Where hairy lips should never scratch our noses,
Or kisses paint our damask cheeks like roses—
With pepper cheap and vinegar at will,
With none to order woman to be still,
With muddy boots and curling smoke no more
To spoil the curtains or bedaub the floor,
With flies and filth and hourly sweeping banished,
And e’en the ground of crystal, smooth and planished—
No living thing, save woman, clean and clever,
To sit alone forever and forever—
With absolutely naught to curb or fetter
Can mortal maid expect or ask for better.

But ah! when once the fates such offers spurn
The golden moment never can return!
Such sad mistake no effort can repair!
There’s no reprieve! we’re doomed to grin and bear!
At least, while selfish men control and own us,
They can’t obtain my plan without a bonus.
The sole resort is, by concerted movement,
To force adoption of that grand improvement,
Before this honorable body stated,
In sev’ral resolutions just related.
Dear Sisters!

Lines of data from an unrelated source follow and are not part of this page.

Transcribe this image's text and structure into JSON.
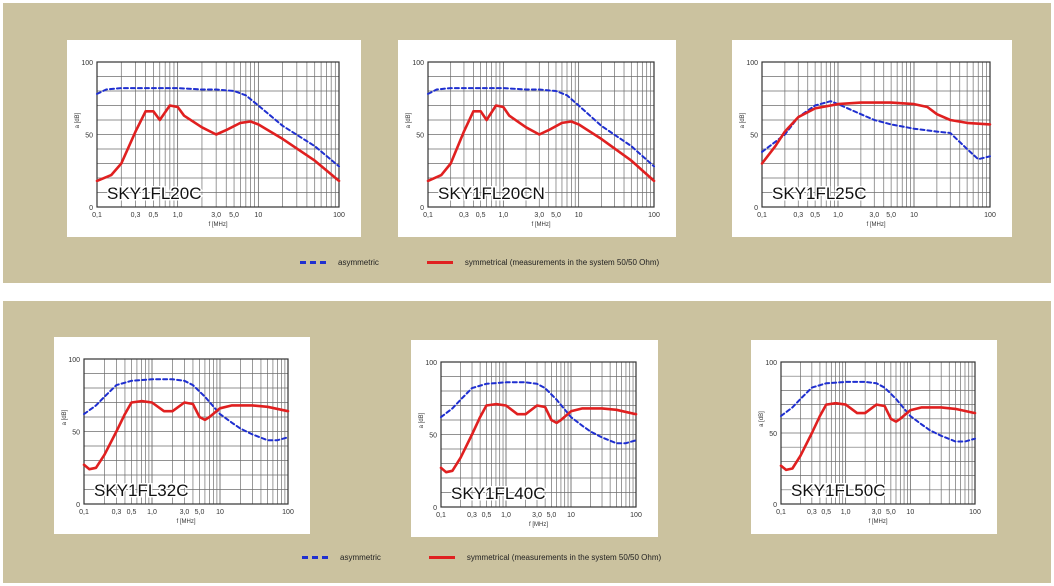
{
  "colors": {
    "background": "#cbc29f",
    "asymmetric": "#1f2fd0",
    "symmetrical": "#e02020",
    "grid": "#666666"
  },
  "legend": {
    "asymmetric_label": "asymmetric",
    "symmetrical_label": "symmetrical (measurements in the system 50/50 Ohm)"
  },
  "chart_data": [
    {
      "type": "line",
      "label": "SKY1FL20C",
      "xlabel": "f [MHz]",
      "ylabel": "a [dB]",
      "xscale": "log",
      "xlim": [
        0.1,
        100
      ],
      "ylim": [
        0,
        100
      ],
      "xticks": [
        "0,1",
        "0,3",
        "0,5",
        "1,0",
        "3,0",
        "5,0",
        "10",
        "100"
      ],
      "yticks": [
        "0",
        "50",
        "100"
      ],
      "series": [
        {
          "name": "asymmetric",
          "style": "dashed",
          "x": [
            0.1,
            0.13,
            0.2,
            0.5,
            1,
            2,
            3,
            5,
            7,
            10,
            20,
            50,
            100
          ],
          "y": [
            78,
            81,
            82,
            82,
            82,
            81,
            81,
            80,
            77,
            70,
            56,
            42,
            28
          ]
        },
        {
          "name": "symmetrical",
          "style": "solid",
          "x": [
            0.1,
            0.15,
            0.2,
            0.3,
            0.4,
            0.5,
            0.6,
            0.8,
            1,
            1.2,
            2,
            3,
            4,
            6,
            8,
            10,
            20,
            50,
            100
          ],
          "y": [
            18,
            22,
            30,
            52,
            66,
            66,
            60,
            70,
            69,
            63,
            55,
            50,
            53,
            58,
            59,
            57,
            47,
            32,
            18
          ]
        }
      ]
    },
    {
      "type": "line",
      "label": "SKY1FL20CN",
      "xlabel": "f [MHz]",
      "ylabel": "a [dB]",
      "xscale": "log",
      "xlim": [
        0.1,
        100
      ],
      "ylim": [
        0,
        100
      ],
      "xticks": [
        "0,1",
        "0,3",
        "0,5",
        "1,0",
        "3,0",
        "5,0",
        "10",
        "100"
      ],
      "yticks": [
        "0",
        "50",
        "100"
      ],
      "series": [
        {
          "name": "asymmetric",
          "style": "dashed",
          "x": [
            0.1,
            0.13,
            0.2,
            0.5,
            1,
            2,
            3,
            5,
            7,
            10,
            20,
            50,
            100
          ],
          "y": [
            78,
            81,
            82,
            82,
            82,
            81,
            81,
            80,
            77,
            70,
            56,
            42,
            28
          ]
        },
        {
          "name": "symmetrical",
          "style": "solid",
          "x": [
            0.1,
            0.15,
            0.2,
            0.3,
            0.4,
            0.5,
            0.6,
            0.8,
            1,
            1.2,
            2,
            3,
            4,
            6,
            8,
            10,
            20,
            50,
            100
          ],
          "y": [
            18,
            22,
            30,
            52,
            66,
            66,
            60,
            70,
            69,
            63,
            55,
            50,
            53,
            58,
            59,
            57,
            47,
            32,
            18
          ]
        }
      ]
    },
    {
      "type": "line",
      "label": "SKY1FL25C",
      "xlabel": "f [MHz]",
      "ylabel": "a [dB]",
      "xscale": "log",
      "xlim": [
        0.1,
        100
      ],
      "ylim": [
        0,
        100
      ],
      "xticks": [
        "0,1",
        "0,3",
        "0,5",
        "1,0",
        "3,0",
        "5,0",
        "10",
        "100"
      ],
      "yticks": [
        "0",
        "50",
        "100"
      ],
      "series": [
        {
          "name": "asymmetric",
          "style": "dashed",
          "x": [
            0.1,
            0.15,
            0.2,
            0.3,
            0.5,
            0.8,
            1,
            2,
            3,
            5,
            10,
            20,
            30,
            50,
            70,
            100
          ],
          "y": [
            38,
            45,
            50,
            62,
            70,
            73,
            71,
            64,
            60,
            57,
            54,
            52,
            51,
            40,
            33,
            35
          ]
        },
        {
          "name": "symmetrical",
          "style": "solid",
          "x": [
            0.1,
            0.15,
            0.2,
            0.3,
            0.5,
            1,
            2,
            5,
            10,
            15,
            20,
            30,
            50,
            100
          ],
          "y": [
            30,
            42,
            52,
            62,
            68,
            71,
            72,
            72,
            71,
            69,
            64,
            60,
            58,
            57
          ]
        }
      ]
    },
    {
      "type": "line",
      "label": "SKY1FL32C",
      "xlabel": "f [MHz]",
      "ylabel": "a [dB]",
      "xscale": "log",
      "xlim": [
        0.1,
        100
      ],
      "ylim": [
        0,
        100
      ],
      "xticks": [
        "0,1",
        "0,3",
        "0,5",
        "1,0",
        "3,0",
        "5,0",
        "10",
        "100"
      ],
      "yticks": [
        "0",
        "50",
        "100"
      ],
      "series": [
        {
          "name": "asymmetric",
          "style": "dashed",
          "x": [
            0.1,
            0.15,
            0.2,
            0.3,
            0.5,
            1,
            2,
            3,
            4,
            6,
            10,
            15,
            20,
            30,
            50,
            70,
            100
          ],
          "y": [
            62,
            68,
            74,
            82,
            85,
            86,
            86,
            85,
            82,
            74,
            62,
            56,
            52,
            48,
            44,
            44,
            46
          ]
        },
        {
          "name": "symmetrical",
          "style": "solid",
          "x": [
            0.1,
            0.12,
            0.15,
            0.2,
            0.3,
            0.4,
            0.5,
            0.7,
            1,
            1.5,
            2,
            3,
            4,
            5,
            6,
            7,
            10,
            15,
            20,
            30,
            50,
            100
          ],
          "y": [
            27,
            24,
            25,
            34,
            50,
            62,
            70,
            71,
            70,
            64,
            64,
            70,
            69,
            60,
            58,
            60,
            66,
            68,
            68,
            68,
            67,
            64
          ]
        }
      ]
    },
    {
      "type": "line",
      "label": "SKY1FL40C",
      "xlabel": "f [MHz]",
      "ylabel": "a [dB]",
      "xscale": "log",
      "xlim": [
        0.1,
        100
      ],
      "ylim": [
        0,
        100
      ],
      "xticks": [
        "0,1",
        "0,3",
        "0,5",
        "1,0",
        "3,0",
        "5,0",
        "10",
        "100"
      ],
      "yticks": [
        "0",
        "50",
        "100"
      ],
      "series": [
        {
          "name": "asymmetric",
          "style": "dashed",
          "x": [
            0.1,
            0.15,
            0.2,
            0.3,
            0.5,
            1,
            2,
            3,
            4,
            6,
            10,
            15,
            20,
            30,
            50,
            70,
            100
          ],
          "y": [
            62,
            68,
            74,
            82,
            85,
            86,
            86,
            85,
            82,
            74,
            62,
            56,
            52,
            48,
            44,
            44,
            46
          ]
        },
        {
          "name": "symmetrical",
          "style": "solid",
          "x": [
            0.1,
            0.12,
            0.15,
            0.2,
            0.3,
            0.4,
            0.5,
            0.7,
            1,
            1.5,
            2,
            3,
            4,
            5,
            6,
            7,
            10,
            15,
            20,
            30,
            50,
            100
          ],
          "y": [
            27,
            24,
            25,
            34,
            50,
            62,
            70,
            71,
            70,
            64,
            64,
            70,
            69,
            60,
            58,
            60,
            66,
            68,
            68,
            68,
            67,
            64
          ]
        }
      ]
    },
    {
      "type": "line",
      "label": "SKY1FL50C",
      "xlabel": "f [MHz]",
      "ylabel": "a [dB]",
      "xscale": "log",
      "xlim": [
        0.1,
        100
      ],
      "ylim": [
        0,
        100
      ],
      "xticks": [
        "0,1",
        "0,3",
        "0,5",
        "1,0",
        "3,0",
        "5,0",
        "10",
        "100"
      ],
      "yticks": [
        "0",
        "50",
        "100"
      ],
      "series": [
        {
          "name": "asymmetric",
          "style": "dashed",
          "x": [
            0.1,
            0.15,
            0.2,
            0.3,
            0.5,
            1,
            2,
            3,
            4,
            6,
            10,
            15,
            20,
            30,
            50,
            70,
            100
          ],
          "y": [
            62,
            68,
            74,
            82,
            85,
            86,
            86,
            85,
            82,
            74,
            62,
            56,
            52,
            48,
            44,
            44,
            46
          ]
        },
        {
          "name": "symmetrical",
          "style": "solid",
          "x": [
            0.1,
            0.12,
            0.15,
            0.2,
            0.3,
            0.4,
            0.5,
            0.7,
            1,
            1.5,
            2,
            3,
            4,
            5,
            6,
            7,
            10,
            15,
            20,
            30,
            50,
            100
          ],
          "y": [
            27,
            24,
            25,
            34,
            50,
            62,
            70,
            71,
            70,
            64,
            64,
            70,
            69,
            60,
            58,
            60,
            66,
            68,
            68,
            68,
            67,
            64
          ]
        }
      ]
    }
  ]
}
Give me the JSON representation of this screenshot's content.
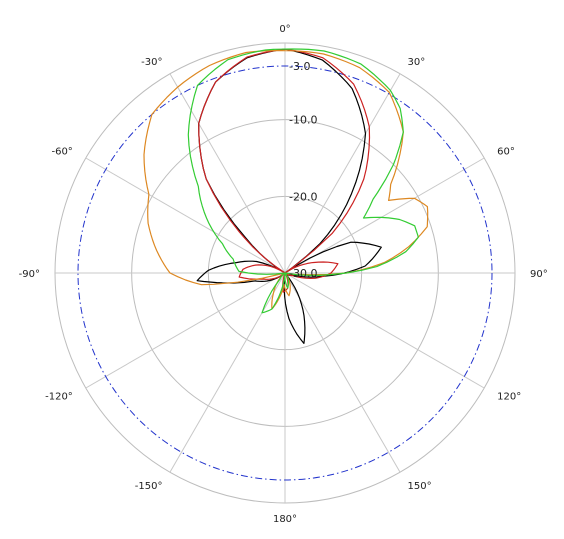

Do you rightly comprehend
Of cruel man the purpose, aim, and end?
Have you observed how from the first beginning,
He schemed to catch unhappy women sinning?
That, while confused and blind with fright and wonder
He might the more completely them under?
And ever since contrives to lord it o’er ’em
By holding up that “lapsus in torrorum
With full intent I solemnly believe
To terminate our sex at mother Eve;
And equally perpetuate his own
By forcing us to carry boys alone?
Whether ’twas accident or nice design
That ultimately saved the female line
And keeps it, holy records fail to show.
Perhaps, one of the “lost arts”—this I know;—
Such confidence have I in female cunning,—
If woman willed to keep the girls-a-running
And stupid man refused his aid about it,
She’d find some easy way to do without it.
Retaliation is a law of “natur,”
Which was decreed by the benign Creator,
Or stated by some holy commentator,
And must be right. I therefore recommend
Such measures be adopted as shall end
In making man, the author of our woes,
A “lusus naturae,” the pride of shows.
No more let children male encumber earth
But strangle at, or just before their birth.